Apatinib is an oral TKI that inhibits tumor angiogenesis, and has shown promising efficacy when combined with programmed cell death protein 1 (PD-1) inhibitors in patients with advanced HCC (6–8). For example, a previous study reported an objective response rate (ORR) of 50.0% and a disease control rate (DCR) of 91.3% in patients with advanced HCC treated with apatinib combined with a PD-1 inhibitor (7). Additionally, in another study, patients with advanced HCC who received apatinib plus PD-1 inhibitor showed a median progression-free survival (PFS) of 6.7 months and a median overall survival (OS) of 22.5 months (8). Therefore, apatinib plus PD-1 inhibitor has become a promising treatment strategy for advanced HCC.
Camrelizumab, a high-affinity immunoglobulin G4k monoclonal antibody of PD-1, has demonstrated promising efficacy in treating patients with advanced HCC (9,10). Previously, several clinical trials have suggested that these patients can benefit from camrelizumab combined with apatinib (11,12). For example, the RESCUE trial reported an ORR of 34.3%, and a 12-month OS rate of 74.7% in patients with advanced HCC who were treated with camrelizumab plus apatinib as first-line therapy. Additionally, an ORR of 22.5% and a 12-month OS rate of 68.2% was reported in patients who received this regimen as a second-line treatment (11). Additionally, the CARES-310 trial revealed that camrelizumab combined with apatinib as first-line therapy for patients with advanced HCC could result in an ORR of 25.4%, a DCR of 78.3%, a median PFS of 5.6 months and a median OS of 23.8 months (12). However, real-world evidence on camrelizumab plus apatinib in patients with advanced HCC is limited, and therefore further validation is needed. Furthermore, prognostic factors affecting treatment outcomes have not been fully elucidated.
Therefore, the present real-world study aimed to evaluate the efficacy and safety of camrelizumab plus apatinib in patients with advanced HCC, as well as to identify potential prognostic factors associated with treatment outcome in these patients.
The present retrospective, single-arm study aimed to evaluate the efficacy and tolerability of camrelizumab combined with apatinib in patients with advanced HCC. The inclusion criteria were as follows: i) Patients diagnosed with advanced HCC, which was defined as Barcelona Clinic Liver Cancer stage C (13); ii) age >18 years; iii) treated with camrelizumab plus apatinib; iv) available complete treatment response data based on imaging examinations; v) complete follow-up data, including disease status and survival data; vi) no history of organ transplantation; and vii) no history of autoimmune disease requiring systemic therapy.
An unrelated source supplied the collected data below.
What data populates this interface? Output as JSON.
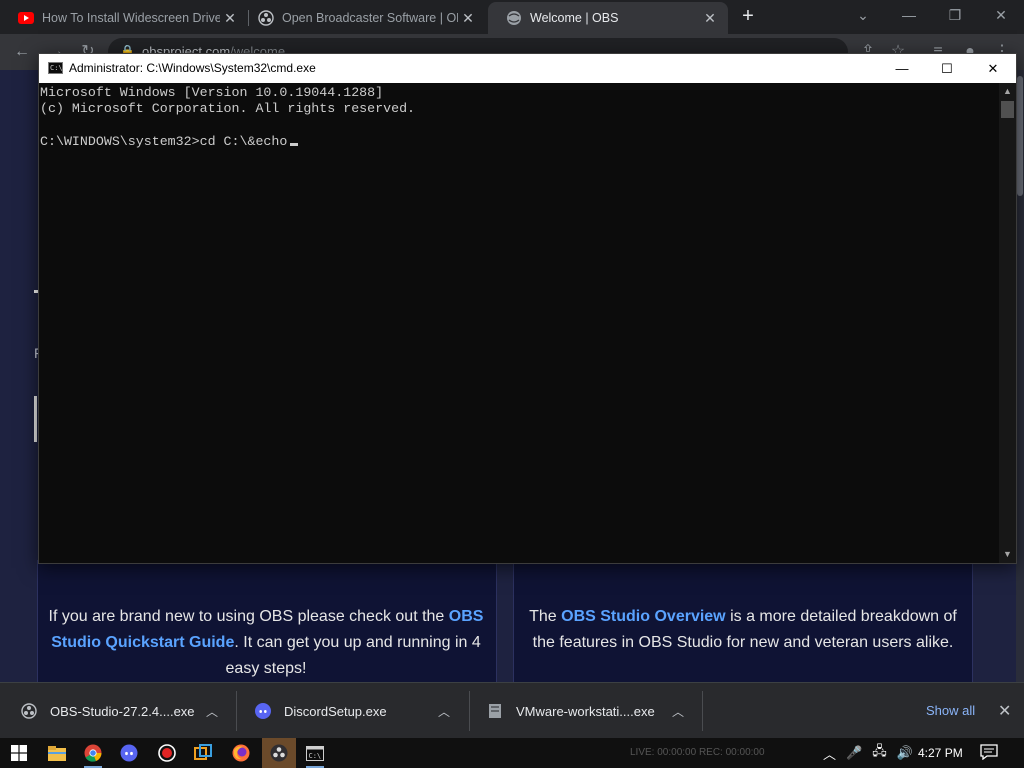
{
  "browser": {
    "tabs": [
      {
        "title": "How To Install Widescreen Driver",
        "icon": "youtube-icon"
      },
      {
        "title": "Open Broadcaster Software | OBS",
        "icon": "obs-icon"
      },
      {
        "title": "Welcome | OBS",
        "icon": "globe-icon",
        "active": true
      }
    ],
    "url_host": "obsproject.com",
    "url_path": "/welcome"
  },
  "page": {
    "card_left_pre": "If you are brand new to using OBS please check out the ",
    "card_left_link": "OBS Studio Quickstart Guide",
    "card_left_post": ". It can get you up and running in 4 easy steps!",
    "card_right_pre": "The ",
    "card_right_link": "OBS Studio Overview",
    "card_right_post": " is a more detailed breakdown of the features in OBS Studio for new and veteran users alike.",
    "left_fragment": "F"
  },
  "cmd": {
    "title": "Administrator: C:\\Windows\\System32\\cmd.exe",
    "lines": [
      "Microsoft Windows [Version 10.0.19044.1288]",
      "(c) Microsoft Corporation. All rights reserved.",
      "",
      "C:\\WINDOWS\\system32>cd C:\\&echo"
    ]
  },
  "downloads": {
    "items": [
      {
        "name": "OBS-Studio-27.2.4....exe",
        "icon": "obs-icon"
      },
      {
        "name": "DiscordSetup.exe",
        "icon": "discord-icon"
      },
      {
        "name": "VMware-workstati....exe",
        "icon": "installer-icon"
      }
    ],
    "show_all": "Show all"
  },
  "taskbar": {
    "clock": "4:27 PM",
    "obs_status": "LIVE: 00:00:00     REC: 00:00:00"
  },
  "colors": {
    "page_bg": "#1e2240",
    "card_bg": "#0f1334",
    "link": "#5aa3ff",
    "cmd_bg": "#0c0c0c",
    "accent_blue": "#8ab4f8"
  }
}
The exclusion criteria were the following: i) Patients suffering from liver malignancies other than HCC, such as intrahepatic cholangiocarcinoma or metastatic liver cancer; ii) patients diagnosed with hematological malignancies or other primary cancers; iii) Eastern Cooperative Oncology Group performance status (ECOG PS) of >2; and iv) uncontrolled or severe comorbidities, such as heart failure and chronic renal failure. Patients were enrolled from the Handan Central Hospital between March 2020 and January 2024. The study protocol was approved by the Institutional Review Board of the Handan Central Hospital (approval no. 2024029). Written informed consent was obtained from all patients or their family members.
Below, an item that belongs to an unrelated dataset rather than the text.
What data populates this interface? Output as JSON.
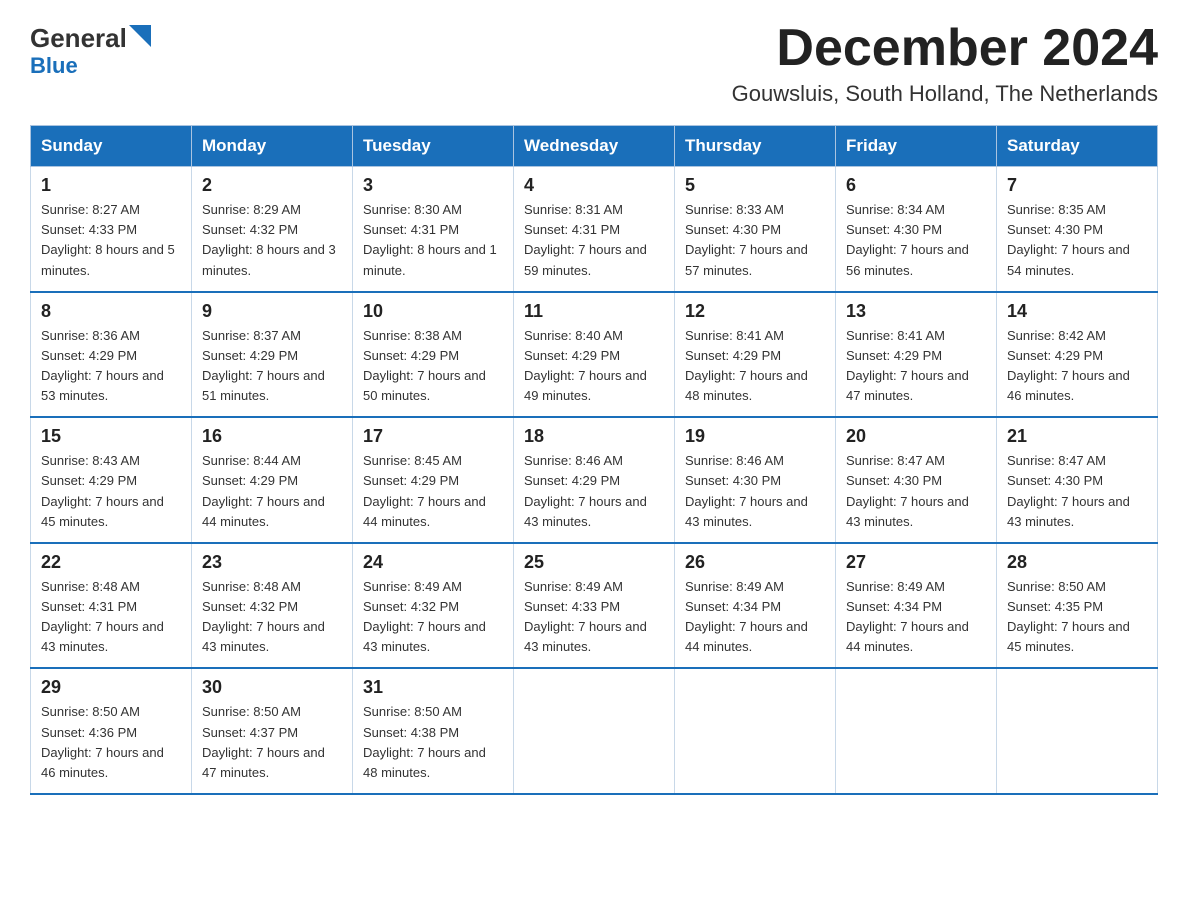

All data were extracted from electronic medical records and included demographic characteristics, treatment history, such as surgery or transarterial chemoembolization (TACE), ECOG PS, disease-related information, treatment details, treatment response data and follow-up outcomes. Treatment lines were counted based on systematic therapy only, while prior locoregional therapies (such as TACE) did not affect the line-counting of systematic treatments. Treatment response was assessed every 3 months using computed tomography scan or magnetic resonance imaging. The imaging findings were reviewed centrally and categorized according to the response evaluation criteria in solid tumors criteria (14). The follow-up data included the timing and occurrence of disease progression and death. PFS and OS rates were estimated based on follow-up data. PFS was defined as the time from treatment initiation to the first disease progression or all-cause mortality. OS was defined as the time from treatment initiation to mortality from any cause. The median follow-up duration was 10.0 months (range, 1.0–54.0 months). Finally, the adverse events were recorded by clinicians and screened by investigators based on the Common Terminology Criteria for Adverse Events version 5.0 (available at http://ctep.cancer.gov/protocoldevelopment/electronic_applications/docs/ctcae_v5_quick_reference_5×7.pdf).
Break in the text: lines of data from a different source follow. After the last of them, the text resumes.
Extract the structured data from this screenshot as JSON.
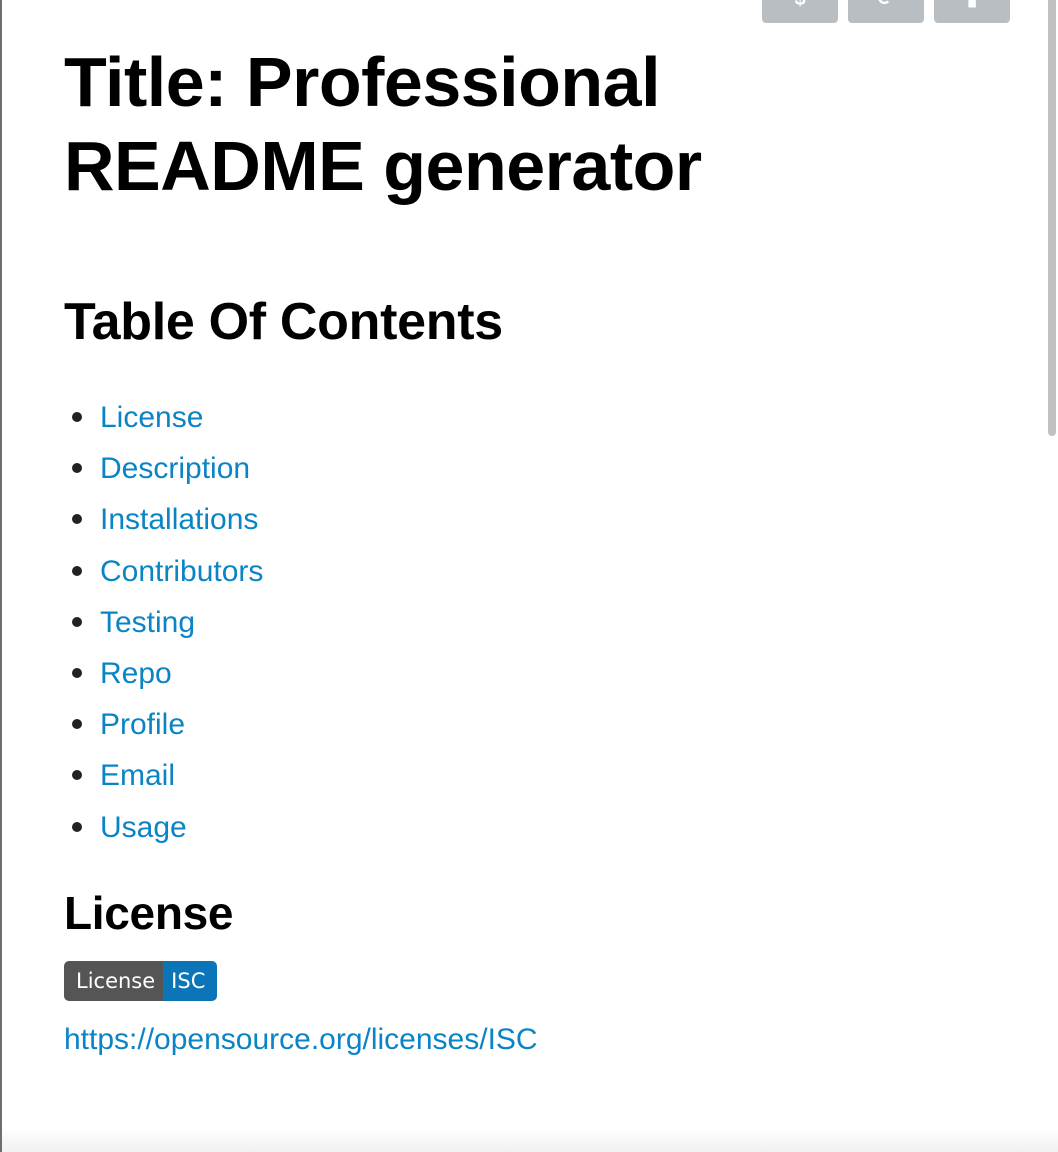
{
  "top_buttons": [
    {
      "glyph": "$"
    },
    {
      "glyph": "⟳"
    },
    {
      "glyph": "▮"
    }
  ],
  "title": "Title: Professional README generator",
  "toc": {
    "heading": "Table Of Contents",
    "items": [
      {
        "label": "License"
      },
      {
        "label": "Description"
      },
      {
        "label": "Installations"
      },
      {
        "label": "Contributors"
      },
      {
        "label": "Testing"
      },
      {
        "label": "Repo"
      },
      {
        "label": "Profile"
      },
      {
        "label": "Email"
      },
      {
        "label": "Usage"
      }
    ]
  },
  "license": {
    "heading": "License",
    "badge_left": "License",
    "badge_right": "ISC",
    "url": "https://opensource.org/licenses/ISC"
  },
  "colors": {
    "link": "#0b84c6",
    "badge_left": "#555555",
    "badge_right": "#0b75b8",
    "toolbar_button": "#b9bec3"
  }
}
Patients received camrelizumab at a dose of 200 mg intravenously for 3 weeks, combined with apatinib at a dose of 250 mg taken orally once daily. In addition, several patients underwent TACE according to their own willingness, disease status and physician recommendation.
All statistical analyses were performed using SPSS software (version 26.0; IBM Corp.). Post hoc statistical power analysis using PASS software (version 15.0.5; NCSS LLC) was performed. Descriptive statistics were applied to summarize the results. PFS and OS in patients with advanced HCC were calculated using Kaplan-Meier curves. The Log-rank test was used to compare Kaplan-Meier curves between subgroups. Univariate and multivariate Cox regression analyses were carried out to identify prognostic factors associated with PFS and OS. All variables in the univariate analysis were incorporated into the multivariate model using the enter method. A Fisher's exact test was used to compare ORR and DCR between subgroups. P<0.05 was considered to indicate a statistically significant difference.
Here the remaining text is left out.